The core of Burnham's proposal involves a targeted restructuring of business rates. Specifically, he suggested that levies on large warehouses operated by online firms such as Amazon, alongside targeting owners of empty high street properties, could be increased. This revenue would, in turn, fund tax cuts for struggling traditional businesses. Pubs, clubs, and music venues are slated to receive a 20% reduction in business rates, while smaller, independent hospitality, leisure, and retail companies would see their business rates threshold raised for the first time since 2017. This pledge, originating from his successful by-election campaign for Makerfield MP last month, firmly establishes his initial economic priorities.
Critically, Burnham affirmed his commitment to Labour's 2024 general election manifesto, vowing not to raise VAT, income tax, or national insurance. This adherence to core manifesto pledges, despite some calls from the Labour left for relaxed borrowing rules, underscores a cautious approach to public finances. He robustly defended his economic credibility, citing his experience as a Treasury minister in the last Labour government and pointing to the "rock solid" finances of Greater Manchester during his tenure as mayor, insisting he would not be "indisciplined" with public funds.

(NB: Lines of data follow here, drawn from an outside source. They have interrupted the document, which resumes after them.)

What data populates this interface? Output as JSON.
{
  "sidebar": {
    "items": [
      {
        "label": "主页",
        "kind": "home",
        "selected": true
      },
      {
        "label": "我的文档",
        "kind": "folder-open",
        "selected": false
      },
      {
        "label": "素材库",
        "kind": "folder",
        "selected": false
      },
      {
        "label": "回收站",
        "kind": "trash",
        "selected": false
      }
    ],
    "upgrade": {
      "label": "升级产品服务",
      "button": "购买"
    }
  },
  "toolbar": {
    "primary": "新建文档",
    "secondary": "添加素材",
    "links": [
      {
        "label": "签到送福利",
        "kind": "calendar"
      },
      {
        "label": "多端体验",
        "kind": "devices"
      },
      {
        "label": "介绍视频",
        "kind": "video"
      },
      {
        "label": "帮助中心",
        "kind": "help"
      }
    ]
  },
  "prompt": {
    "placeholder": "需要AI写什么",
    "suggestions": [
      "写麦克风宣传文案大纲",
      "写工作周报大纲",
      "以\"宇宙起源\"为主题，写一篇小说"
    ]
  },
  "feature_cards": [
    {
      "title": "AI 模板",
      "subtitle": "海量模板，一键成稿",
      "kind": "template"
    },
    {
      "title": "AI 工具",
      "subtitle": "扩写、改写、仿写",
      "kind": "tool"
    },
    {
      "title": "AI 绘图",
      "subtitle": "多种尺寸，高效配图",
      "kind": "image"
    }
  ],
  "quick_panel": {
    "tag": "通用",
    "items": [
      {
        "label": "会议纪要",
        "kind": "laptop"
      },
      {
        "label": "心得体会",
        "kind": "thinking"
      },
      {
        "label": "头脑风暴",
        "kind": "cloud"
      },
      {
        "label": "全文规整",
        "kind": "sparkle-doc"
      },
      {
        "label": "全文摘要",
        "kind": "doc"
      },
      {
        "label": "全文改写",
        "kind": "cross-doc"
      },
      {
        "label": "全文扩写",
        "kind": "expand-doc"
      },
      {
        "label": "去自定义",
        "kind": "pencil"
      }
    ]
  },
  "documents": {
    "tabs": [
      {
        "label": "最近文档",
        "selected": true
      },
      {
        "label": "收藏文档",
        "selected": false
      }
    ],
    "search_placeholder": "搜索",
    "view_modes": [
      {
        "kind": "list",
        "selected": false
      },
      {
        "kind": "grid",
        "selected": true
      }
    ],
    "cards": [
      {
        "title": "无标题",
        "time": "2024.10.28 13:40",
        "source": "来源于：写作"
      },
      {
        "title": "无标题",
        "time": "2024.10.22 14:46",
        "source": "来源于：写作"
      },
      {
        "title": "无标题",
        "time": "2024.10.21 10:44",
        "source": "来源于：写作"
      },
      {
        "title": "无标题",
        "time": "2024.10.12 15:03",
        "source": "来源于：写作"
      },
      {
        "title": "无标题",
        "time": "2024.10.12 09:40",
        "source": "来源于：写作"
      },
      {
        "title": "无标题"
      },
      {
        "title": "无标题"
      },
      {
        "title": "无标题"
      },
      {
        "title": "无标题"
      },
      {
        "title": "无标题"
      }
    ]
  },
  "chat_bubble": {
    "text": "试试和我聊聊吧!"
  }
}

One of the most immediate and significant challenges awaiting Burnham is the funding gap for the recently announced £15bn increase in defence spending by Sir Keir Starmer. With the outgoing leadership not fully outlining the funding sources, Burnham's incoming Chancellor, replacing Rachel Reeves, will face the unenviable task of identifying at least £4.7bn in savings from other departments for the autumn Budget. Conservative leader Kemi Badenoch has already accused Sir Keir of "leaving this mess to his successor," questioning if Burnham had agreed to fund the shortfall. Burnham, while acknowledging he "wasn't in all of the discussions," stressed the country's imperative to address the changing nature of the threat seriously.
Burnham's approach signals a pragmatic effort to navigate complex fiscal constraints without abandoning Labour's core economic tenets. The proposed reallocation of business rates highlights a strategic pivot towards supporting the traditional high street economy, potentially at the expense of the booming digital commerce sector. This move isn't merely about revenue; it's a statement about which economic sectors the new government intends to champion. His insistence on fiscal discipline, despite past critiques about being "in hock to the bond markets," suggests a leader keen to project economic responsibility from day one, even as he inherits a substantial defence spending bill that demands immediate and concrete funding solutions.